Peruvian cocktail with pisco, lime juice, egg white, and bitters. Tangy, frothy, and refreshing.

10
Prep (min)
7
Cook (min)
17
Total (min)
4
Servings
Health Score75/100

Ingredients

  • 4 oz Pisco
  • 3 tbsp Lime juice
  • 1 teaspoon Salt
  • 0.5 teaspoon Black pepper
  • 2 tbsp Simple syrup
  • 1 piece Egg white
  • 2 tablespoons Olive oil
  • 3 cloves Garlic
  • 3 drops Angostura bitters
  • 1 medium Onion
  • 1 cup Ice

Instructions

  1. 1

    Add Pisco, fresh lime juice, simple syrup, and one egg white to a cocktail shaker. Dry shake vigorously for 15 seconds without ice to emulsify the egg white.

    💡 The dry shake creates the signature frothy head - this step cannot be skipped for authentic texture.

  2. 2

    Add ice cubes to the shaker and shake again for another 15-20 seconds until thoroughly chilled and frothy.

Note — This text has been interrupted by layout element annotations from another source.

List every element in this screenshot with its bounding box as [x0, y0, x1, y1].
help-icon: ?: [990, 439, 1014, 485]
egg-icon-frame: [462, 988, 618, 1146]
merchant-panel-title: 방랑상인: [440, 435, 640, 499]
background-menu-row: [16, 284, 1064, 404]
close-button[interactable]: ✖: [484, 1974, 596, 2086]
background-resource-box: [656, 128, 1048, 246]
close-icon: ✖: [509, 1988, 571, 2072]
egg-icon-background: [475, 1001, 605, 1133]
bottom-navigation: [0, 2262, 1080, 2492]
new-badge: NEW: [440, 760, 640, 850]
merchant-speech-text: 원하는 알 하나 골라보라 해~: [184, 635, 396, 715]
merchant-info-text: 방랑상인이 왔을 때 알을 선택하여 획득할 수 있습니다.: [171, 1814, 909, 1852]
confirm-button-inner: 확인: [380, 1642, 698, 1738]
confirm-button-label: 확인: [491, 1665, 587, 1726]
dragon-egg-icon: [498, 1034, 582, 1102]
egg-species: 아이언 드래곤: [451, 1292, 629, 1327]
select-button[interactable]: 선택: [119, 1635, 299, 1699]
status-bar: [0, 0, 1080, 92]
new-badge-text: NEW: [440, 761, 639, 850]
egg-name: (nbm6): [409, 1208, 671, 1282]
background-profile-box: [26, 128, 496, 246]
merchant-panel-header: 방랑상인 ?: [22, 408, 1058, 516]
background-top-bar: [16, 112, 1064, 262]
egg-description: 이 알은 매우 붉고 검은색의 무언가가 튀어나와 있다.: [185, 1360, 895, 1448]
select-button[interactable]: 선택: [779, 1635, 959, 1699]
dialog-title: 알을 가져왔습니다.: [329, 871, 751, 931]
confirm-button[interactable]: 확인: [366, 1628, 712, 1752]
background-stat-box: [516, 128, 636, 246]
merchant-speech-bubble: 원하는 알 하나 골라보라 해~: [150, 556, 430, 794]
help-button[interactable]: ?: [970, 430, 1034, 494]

    💡 Proper dilution from shaking is essential - the ice chill opens up the Pisco aroma.

  3. 3

    Strain into a chilled rocks glass or coupe. Top with a few drops of Angostura bitters directly on the foam for visual appeal.

    💡 The bitters create the signature garnish pattern - a slight swirl on top looks professional.

  4. 4

    Add toppings or garnishes on top, arranging artfully for visual appeal and balanced flavor delivery.

    💡 The topping is the first thing seen - make it visually appealing.

  5. 5

    Create foam by tapping glass

    💡 Presentation

  6. 6

    Serve immediately while hot, garnished with fresh herbs or appropriate accompaniments as desired.

    💡 Fresh herbs add brightness and visual appeal - presentation matters as much as flavor.